Her intuition was right. Over the next two and a half years, Pam received diagnoses for a laundry list of diseases—celiac disease, premature ovarian failure, scleroderma. “But not one doctor ever asked what I was eating,” she says. “Not even at the Mayo Clinic.”
That was Pam’s turning point, and she started by making small changes to her diet. “I already couldn’t eat gluten, but I was still living on processed junk food,” she says. So I started cooking, drastically reducing my sugar intake, eating real meals, adding more vegetables and focusing on protein.”
By 2014, she says she started eating vegetables “like it was my job,” and enrolled in a nutrition program to deepen her knowledge. In 2016, she went off all her medications—and hasn’t gone back since.
Today, Pam is the founder of Byrne Health & Wellness, where she supports women across the country, including those navigating perimenopause and hormonal imbalance. “Everybody’s goals differ,” she says. “But basically people just want to be happier about not only how they feel in their own skin, but about their day-to-day habits.”
Her approach is rooted in simplicity and sustainability. “Slow and steady wins the race,” she says. She starts clients off with the basics: drinking enough water, sitting down for three balanced meals, improving sleep. “Something as simple as drinking half your body weight in ounces of water can be life-changing. It reduces hunger, sugar cravings, constipation—just from hydration.”

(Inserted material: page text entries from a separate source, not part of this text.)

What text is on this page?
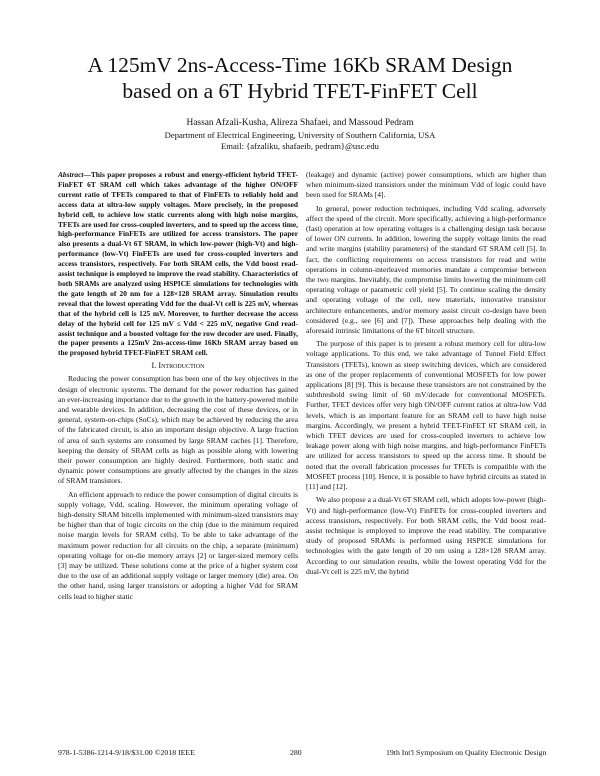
A 125mV 2ns-Access-Time 16Kb SRAM Design
based on a 6T Hybrid TFET-FinFET Cell
Hassan Afzali-Kusha, Alireza Shafaei, and Massoud Pedram
Department of Electrical Engineering, University of Southern California, USA
Email: {afzaliku, shafaeib, pedram}@usc.edu

Abstract—This paper proposes a robust and energy-efficient hybrid TFET-FinFET 6T SRAM cell which takes advantage of the higher ON/OFF current ratio of TFETs compared to that of FinFETs to reliably hold and access data at ultra-low supply voltages. More precisely, in the proposed hybrid cell, to achieve low static currents along with high noise margins, TFETs are used for cross-coupled inverters, and to speed up the access time, high-performance FinFETs are utilized for access transistors. The paper also presents a dual-Vt 6T SRAM, in which low-power (high-Vt) and high-performance (low-Vt) FinFETs are used for cross-coupled inverters and access transistors, respectively. For both SRAM cells, the Vdd boost read-assist technique is employed to improve the read stability. Characteristics of both SRAMs are analyzed using HSPICE simulations for technologies with the gate length of 20 nm for a 128×128 SRAM array. Simulation results reveal that the lowest operating Vdd for the dual-Vt cell is 225 mV, whereas that of the hybrid cell is 125 mV. Moreover, to further decrease the access delay of the hybrid cell for 125 mV ≤ Vdd < 225 mV, negative Gnd read-assist technique and a boosted voltage for the row decoder are used. Finally, the paper presents a 125mV 2ns-access-time 16Kb SRAM array based on the proposed hybrid TFET-FinFET SRAM cell.

I. Introduction

Reducing the power consumption has been one of the key objectives in the design of electronic systems. The demand for the power reduction has gained an ever-increasing importance due to the growth in the battery-powered mobile and wearable devices. In addition, decreasing the cost of these devices, or in general, system-on-chips (SoCs), which may be achieved by reducing the area of the fabricated circuit, is also an important design objective. A large fraction of area of such systems are consumed by large SRAM caches [1]. Therefore, keeping the density of SRAM cells as high as possible along with lowering their power consumption are highly desired. Furthermore, both static and dynamic power consumptions are greatly affected by the changes in the sizes of SRAM transistors.

An efficient approach to reduce the power consumption of digital circuits is supply voltage, Vdd, scaling. However, the minimum operating voltage of high-density SRAM bitcells implemented with minimum-sized transistors may be higher than that of logic circuits on the chip (due to the minimum required noise margin levels for SRAM cells). To be able to take advantage of the maximum power reduction for all circuits on the chip, a separate (minimum) operating voltage for on-die memory arrays [2] or larger-sized memory cells [3] may be utilized. These solutions come at the price of a higher system cost due to the use of an additional supply voltage or larger memory (die) area. On the other hand, using larger transistors or adopting a higher Vdd for SRAM cells lead to higher static

(leakage) and dynamic (active) power consumptions, which are higher than when minimum-sized transistors under the minimum Vdd of logic could have been used for SRAMs [4].

In general, power reduction techniques, including Vdd scaling, adversely affect the speed of the circuit. More specifically, achieving a high-performance (fast) operation at low operating voltages is a challenging design task because of lower ON currents. In addition, lowering the supply voltage limits the read and write margins (stability parameters) of the standard 6T SRAM cell [5]. In fact, the conflicting requirements on access transistors for read and write operations in column-interleaved memories mandate a compromise between the two margins. Inevitably, the compromise limits lowering the minimum cell operating voltage or parametric cell yield [5]. To continue scaling the density and operating voltage of the cell, new materials, innovative transistor architecture enhancements, and/or memory assist circuit co-design have been considered (e.g., see [6] and [7]). These approaches help dealing with the aforesaid intrinsic limitations of the 6T bitcell structure.

The purpose of this paper is to present a robust memory cell for ultra-low voltage applications. To this end, we take advantage of Tunnel Field Effect Transistors (TFETs), known as steep switching devices, which are considered as one of the proper replacements of conventional MOSFETs for low power applications [8] [9]. This is because these transistors are not constrained by the subthreshold swing limit of 60 mV/decade for conventional MOSFETs. Further, TFET devices offer very high ON/OFF current ratios at ultra-low Vdd levels, which is an important feature for an SRAM cell to have high noise margins. Accordingly, we present a hybrid TFET-FinFET 6T SRAM cell, in which TFET devices are used for cross-coupled inverters to achieve low leakage power along with high noise margins, and high-performance FinFETs are utilized for access transistors to speed up the access time. It should be noted that the overall fabrication processes for TFETs is compatible with the MOSFET process [10]. Hence, it is possible to have hybrid circuits as stated in [11] and [12].

We also propose a a dual-Vt 6T SRAM cell, which adopts low-power (high-Vt) and high-performance (low-Vt) FinFETs for cross-coupled inverters and access transistors, respectively. For both SRAM cells, the Vdd boost read-assist technique is employed to improve the read stability. The comparative study of proposed SRAMs is performed using HSPICE simulations for technologies with the gate length of 20 nm using a 128×128 SRAM array. According to our simulation results, while the lowest operating Vdd for the dual-Vt cell is 225 mV, the hybrid

978-1-5386-1214-9/18/$31.00 ©2018 IEEE	280	19th Int'l Symposium on Quality Electronic Design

Pam also uses continuous glucose monitors (CGMs) with many clients to show how their bodies respond to food. “We’ll look at a lunch that seems totally healthy—tuna with vegetables and Ezekiel bread—and it’s spiking blood sugar for two hours. Or someone drinking coffee on an empty stomach and they have no idea it’s triggering a cortisol response.”
Her work is bio-individual, meaning it’s tailored to the person, and rooted in helping clients replace guilt and confusion with clarity. “It depends on where they are in their journey and how much food noise they have,” she says. “For some, we take out the sweet treats entirely for a few weeks to create a safe environment. For others, it’s about planning those moments—making it part of a balanced meal, enjoying it without guilt and moving on.”
Her advice is especially resonant in communities like those in lower Fairfield County, where pressure to be productive often overrides self-care. “It’s human nature to want to comfort ourselves,” she says. “Food is legal, it’s easy, it’s there. But when we find other practices that soothe us, that’s when real health happens.”
Pam is clear-eyed about the work it takes to make lasting change—but also deeply hopeful. “It doesn’t mean it’s going to be easy, but we can always create change,” she says. “But when you feel good, there’s nothing better—the wine, the sweets, they just don’t have the same pull anymore.”